Using the as.factor() function will tell R to treat the numbers like factors, or categories rather than numbers.
# no pec
sum(iris$Petal.Length)
length(iris$Petal.Length)
# There are 150 observations in the iris dataset.
mean(iris$Petal.Length)
median(iris$Petal.Length)
cor(iris$Petal.Length, iris$Sepal.Length)
# no pec
var(iris$Petal.Length)
sd(iris$Petal.Length)
IQR(iris$Petal.Length)
quantile(iris$Petal.Length)
# Specifying the 40th and 95th percentiles in the quantile() function.
quantile(iris$Petal.Length, probs = c(0.40, 0.95))
Petal.Length is a numerical variable while Species is a categorical variable.
# no pec
# Numerical Variable
summary(iris$Petal.Length)
# Categorical Variable
summary(iris$Species)
For a numerical variable, summary() provides the five-number summary along with the mean.
For a categorical variable, summary() tallies up how many observations are in each category.
For a categorical variable, summary() tallies up how many observations are in each category.
# no pec
# Relative frequencies
summary(iris$Species) / length(iris$Species)
# Count frequencies
summary(iris)
In the mtcars dataset in R, the type of transmission was recorded for 32 cars.

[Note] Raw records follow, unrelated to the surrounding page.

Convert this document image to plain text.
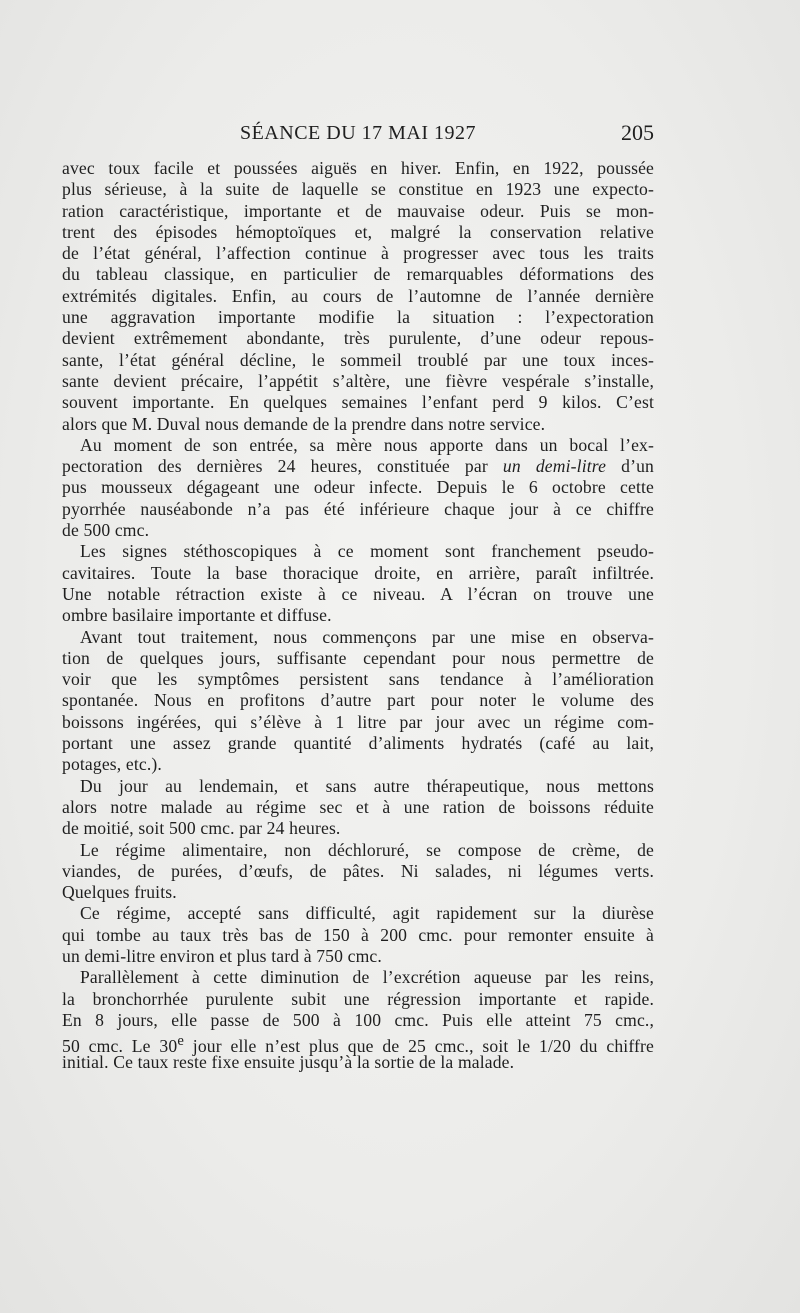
SÉANCE DU 17 MAI 1927	205
avec toux facile et poussées aiguës en hiver. Enfin, en 1922, poussée
plus sérieuse, à la suite de laquelle se constitue en 1923 une expecto-
ration caractéristique, importante et de mauvaise odeur. Puis se mon-
trent des épisodes hémoptoïques et, malgré la conservation relative
de l’état général, l’affection continue à progresser avec tous les traits
du tableau classique, en particulier de remarquables déformations des
extrémités digitales. Enfin, au cours de l’automne de l’année dernière
une aggravation importante modifie la situation : l’expectoration
devient extrêmement abondante, très purulente, d’une odeur repous-
sante, l’état général décline, le sommeil troublé par une toux inces-
sante devient précaire, l’appétit s’altère, une fièvre vespérale s’installe,
souvent importante. En quelques semaines l’enfant perd 9 kilos. C’est
alors que M. Duval nous demande de la prendre dans notre service.
Au moment de son entrée, sa mère nous apporte dans un bocal l’ex-
pectoration des dernières 24 heures, constituée par un demi-litre d’un
pus mousseux dégageant une odeur infecte. Depuis le 6 octobre cette
pyorrhée nauséabonde n’a pas été inférieure chaque jour à ce chiffre
de 500 cmc.
Les signes stéthoscopiques à ce moment sont franchement pseudo-
cavitaires. Toute la base thoracique droite, en arrière, paraît infiltrée.
Une notable rétraction existe à ce niveau. A l’écran on trouve une
ombre basilaire importante et diffuse.
Avant tout traitement, nous commençons par une mise en observa-
tion de quelques jours, suffisante cependant pour nous permettre de
voir que les symptômes persistent sans tendance à l’amélioration
spontanée. Nous en profitons d’autre part pour noter le volume des
boissons ingérées, qui s’élève à 1 litre par jour avec un régime com-
portant une assez grande quantité d’aliments hydratés (café au lait,
potages, etc.).
Du jour au lendemain, et sans autre thérapeutique, nous mettons
alors notre malade au régime sec et à une ration de boissons réduite
de moitié, soit 500 cmc. par 24 heures.
Le régime alimentaire, non déchloruré, se compose de crème, de
viandes, de purées, d’œufs, de pâtes. Ni salades, ni légumes verts.
Quelques fruits.
Ce régime, accepté sans difficulté, agit rapidement sur la diurèse
qui tombe au taux très bas de 150 à 200 cmc. pour remonter ensuite à
un demi-litre environ et plus tard à 750 cmc.
Parallèlement à cette diminution de l’excrétion aqueuse par les reins,
la bronchorrhée purulente subit une régression importante et rapide.
En 8 jours, elle passe de 500 à 100 cmc. Puis elle atteint 75 cmc.,
50 cmc. Le 30e jour elle n’est plus que de 25 cmc., soit le 1/20 du chiffre
initial. Ce taux reste fixe ensuite jusqu’à la sortie de la malade.
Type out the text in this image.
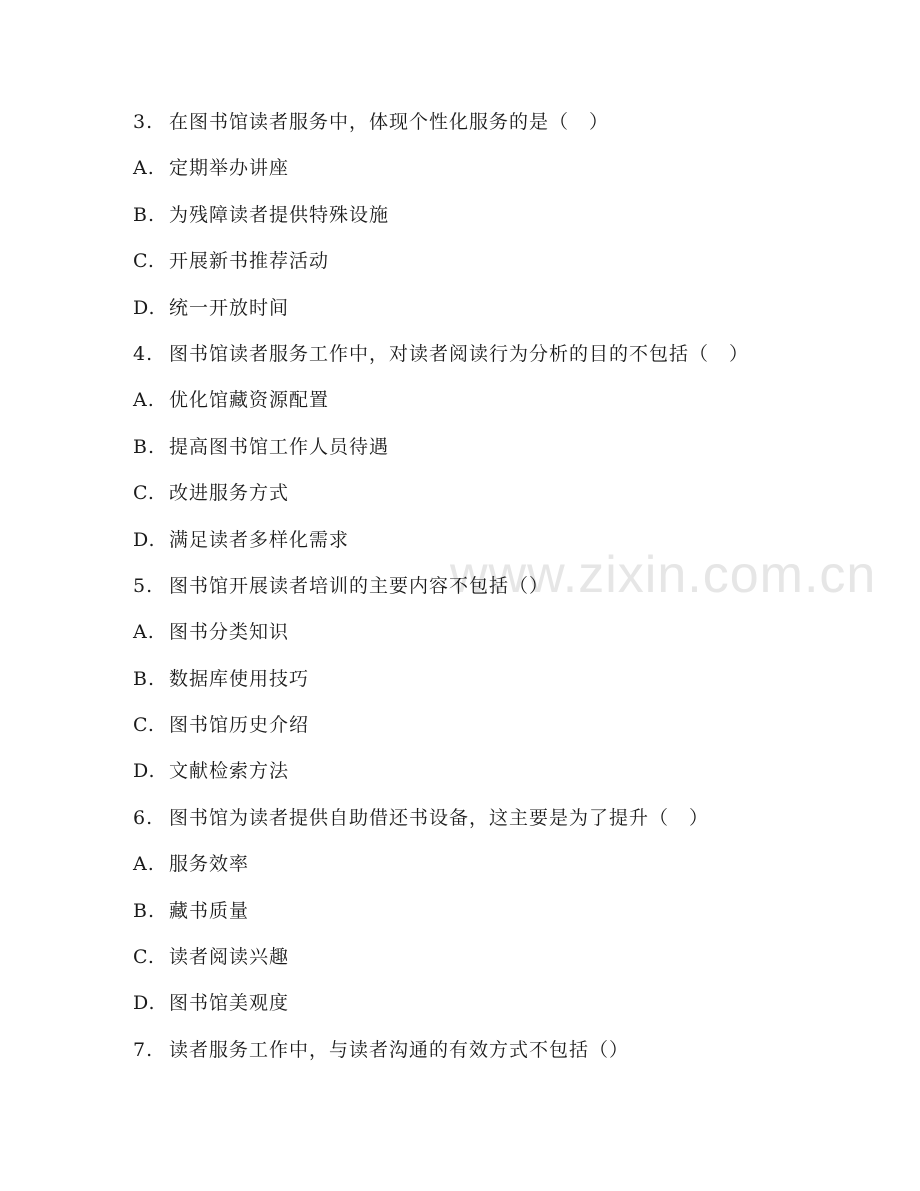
www.zixin.com.cn
3. 在图书馆读者服务中，体现个性化服务的是（　）
A. 定期举办讲座
B. 为残障读者提供特殊设施
C. 开展新书推荐活动
D. 统一开放时间
4. 图书馆读者服务工作中，对读者阅读行为分析的目的不包括（　）
A. 优化馆藏资源配置
B. 提高图书馆工作人员待遇
C. 改进服务方式
D. 满足读者多样化需求
5. 图书馆开展读者培训的主要内容不包括（）
A. 图书分类知识
B. 数据库使用技巧
C. 图书馆历史介绍
D. 文献检索方法
6. 图书馆为读者提供自助借还书设备，这主要是为了提升（　）
A. 服务效率
B. 藏书质量
C. 读者阅读兴趣
D. 图书馆美观度
7. 读者服务工作中，与读者沟通的有效方式不包括（）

The am variable was recorded as a "0" for automatic and "1" for manual transmission.
For the first summary() function, it treated the zeroes and ones as numeric data. In the second line, we specified that R should treat the data as factors and we get a table summarizing the number of automatic and manual transmission cars in each category.
# no pec
summary(mtcars$am)
summary(as.factor(mtcars$am))
For the first summary() function, it treated the zeroes and ones as numeric data. In the second line, we specified that R should treat the data as factors and we get a table summarizing the number of automatic and manual transmission cars in each category.